News Release

New Monitoring Technique Checks Thyroid Cancer Without Misery

Peer-Reviewed Publication

Johns Hopkins Medicine

The good news about thyroid cancer is that treatment for it is relatively easy. Surgeons remove the thyroid gland and follow with a dose of radioactive iodine designed to destroy lingering cells. The bad news is that sometimes not all the cells are caught and the subsequent yearly monitoring that must follow causes patient anxiety and physical illness. Current monitoring methods also carry a slight risk of accelerating tumor growth.

Now a study at Johns Hopkins suggests a new way to safely and effectively detect left-over thyroid cells.

The test relies on the researchers' discovery that stray human thyroid cells can circulate in the bloodstream. It also extends the use of PCR (polymerase chain reaction) from a technique important in gene discovery and cancer diagnosis to one for patient monitoring -- a use "that will likely become standard in the near future," says endocrinologist Michael Levine, M.D., who led the research team. The study was published in this month's Journal of Clinical Endocrinology and Metabolism.

Historically, physicians look for remaining thyroid cells either by having patients take radioactive iodine, which concentrates in the thyroid gland and can be detected by scanners; or by analyzing blood for thyroglobulin, a protein made by thyroid cells. The more thyroglobulin in the bloodstream, the reasoning goes, the more thyroid cells. Physicians need both methods to pick up leftover thyroid cells that could be cancerous.

But because both tests deliver false results if patients' blood contains thyroid hormone, those under treatment and scheduled for monitoring must stop taking the thyroid hormone pills they've used daily since their thyroid gland removal. The resulting low levels of the hormone, says Levine, "quickly bring on the symptoms of hypothyroidism: People are easily tired and often depressed, their skin becomes dry, they get forgetful, their heart rate decreases, they can't tolerate cold and they become generally miserable for two to three weeks."

With the new test, patients can stay on their thyroid medicine. Based on the presence of genes for thyroglobulin, rather than on thyroglobulin itself, the test uses PCR to amplify very low level gene activity -- the sort you'd find with stray cells -- to the point where it can be detected. "The technique is extremely sensitive. It can tell, indirectly, if just one or two thyroid cells exist in a teaspoonful of blood," says Levine.

"What makes the test workable is that it needs only patients' blood. We didn't realize until now that everyone's blood contains circulating thyroid cells."

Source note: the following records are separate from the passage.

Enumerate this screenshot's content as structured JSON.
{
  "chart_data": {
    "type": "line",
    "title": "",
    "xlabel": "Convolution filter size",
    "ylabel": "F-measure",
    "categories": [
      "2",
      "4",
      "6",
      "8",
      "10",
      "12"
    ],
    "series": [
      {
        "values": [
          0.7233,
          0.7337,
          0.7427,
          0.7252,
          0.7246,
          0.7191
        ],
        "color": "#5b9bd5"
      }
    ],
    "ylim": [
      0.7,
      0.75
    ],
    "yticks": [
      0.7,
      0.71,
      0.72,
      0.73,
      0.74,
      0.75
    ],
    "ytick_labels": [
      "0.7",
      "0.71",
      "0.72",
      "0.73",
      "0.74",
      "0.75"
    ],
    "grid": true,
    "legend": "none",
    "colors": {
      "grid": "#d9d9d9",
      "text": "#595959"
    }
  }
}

The test additionally avoids a rise in another hormone, thyroid stimulating hormone, which may encourage the growth of malignant thyroid cells. Some risk of this exists with present tests.

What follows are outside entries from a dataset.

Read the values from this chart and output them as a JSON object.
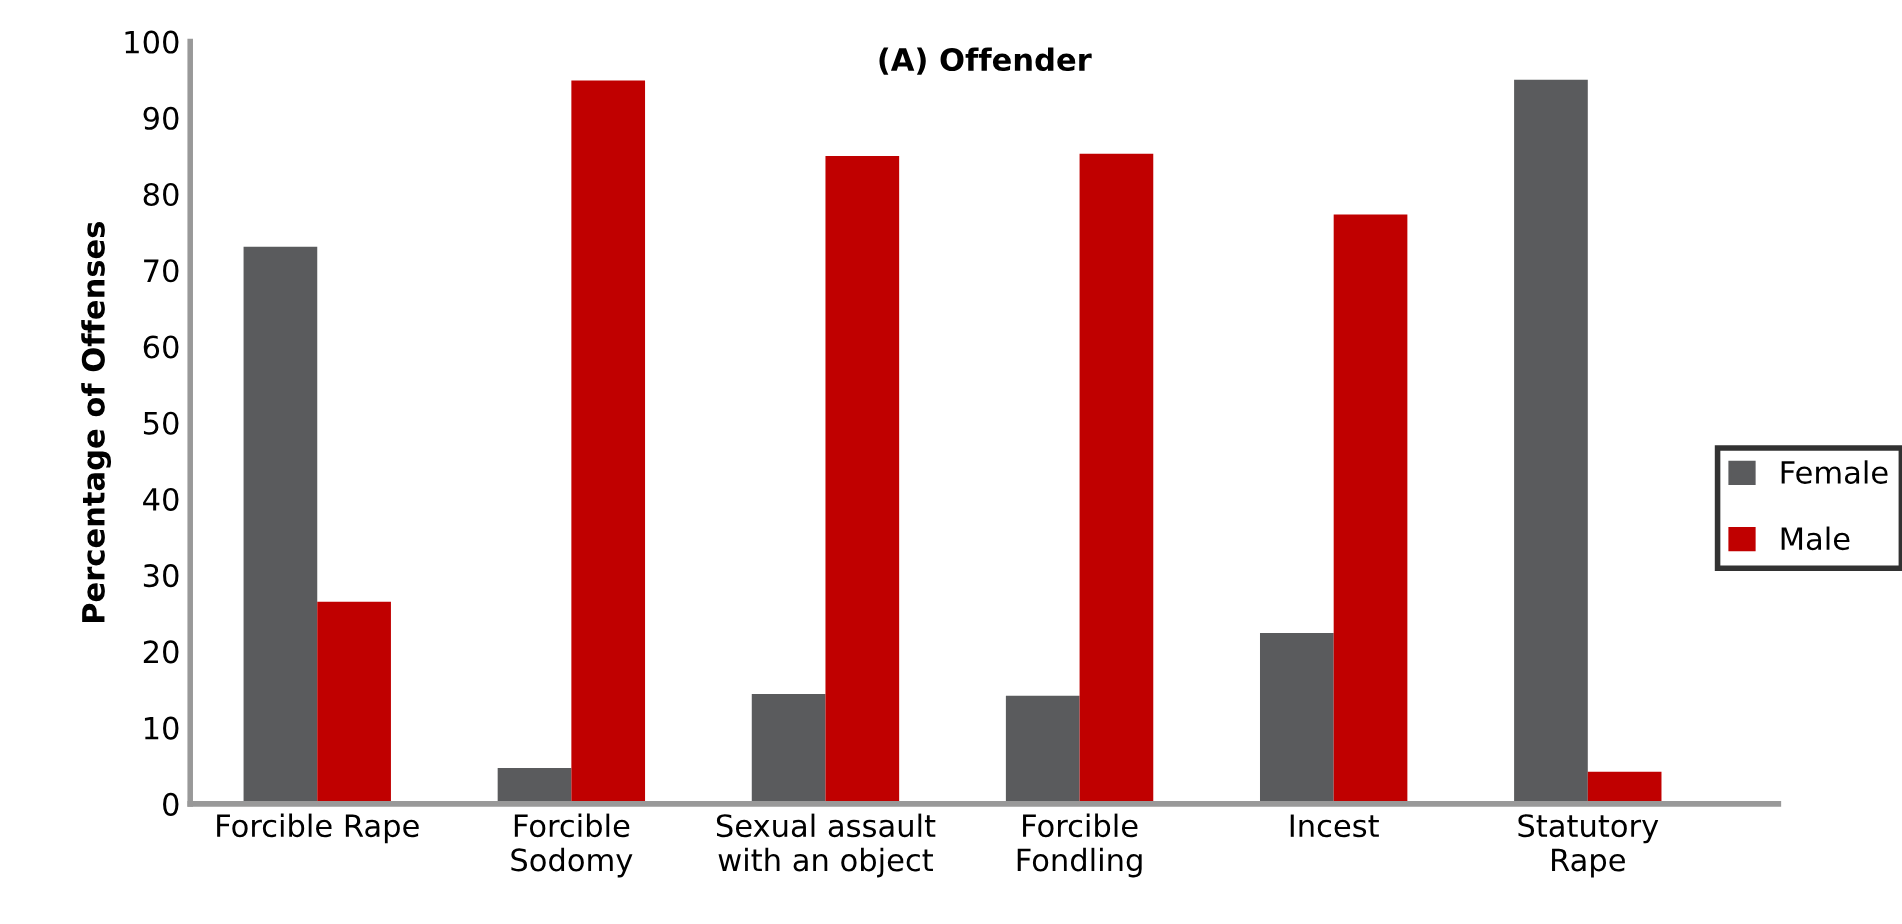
{
  "chart_data": {
    "type": "bar",
    "title": "(A) Offender",
    "ylabel": "Percentage of Offenses",
    "categories": [
      "Forcible Rape",
      "Forcible\nSodomy",
      "Sexual assault\nwith an object",
      "Forcible\nFondling",
      "Incest",
      "Statutory\nRape"
    ],
    "series": [
      {
        "name": "Female",
        "color": "#5a5b5d",
        "values": [
          73.1,
          4.7,
          14.4,
          14.2,
          22.4,
          95.0
        ]
      },
      {
        "name": "Male",
        "color": "#c00000",
        "values": [
          26.5,
          94.9,
          85.0,
          85.3,
          77.3,
          4.2
        ]
      }
    ],
    "ylim": [
      0,
      100
    ],
    "yticks": [
      0,
      10,
      20,
      30,
      40,
      50,
      60,
      70,
      80,
      90,
      100
    ],
    "grid": false,
    "legend": "right"
  }
}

With an eye to widespread clinical use of the test, the research team is now clarifying whether stray cells are malignant or benign. They're also quantifying test results. "We should be able to follow levels of thyroglobulin gene activity in cancer patients -- the way you can follow HIV levels in AIDS patients -- to see how people respond to treatment. Ultimately," says Levine, "we hope assays like this will avoid the need to stop taking thyroid hormone and make monitoring faster, easier and more sensitive."

A similar assay using PCR to monitor prostate cancer treatment is being tested elsewhere.

Other researchers on the project were Matthew D. Ringel, M.D., and Paul W. Ladenson, M.D., both of Johns Hopkins. Funding for the project was from a United States Public Health Service grant and by Johns Hopkins.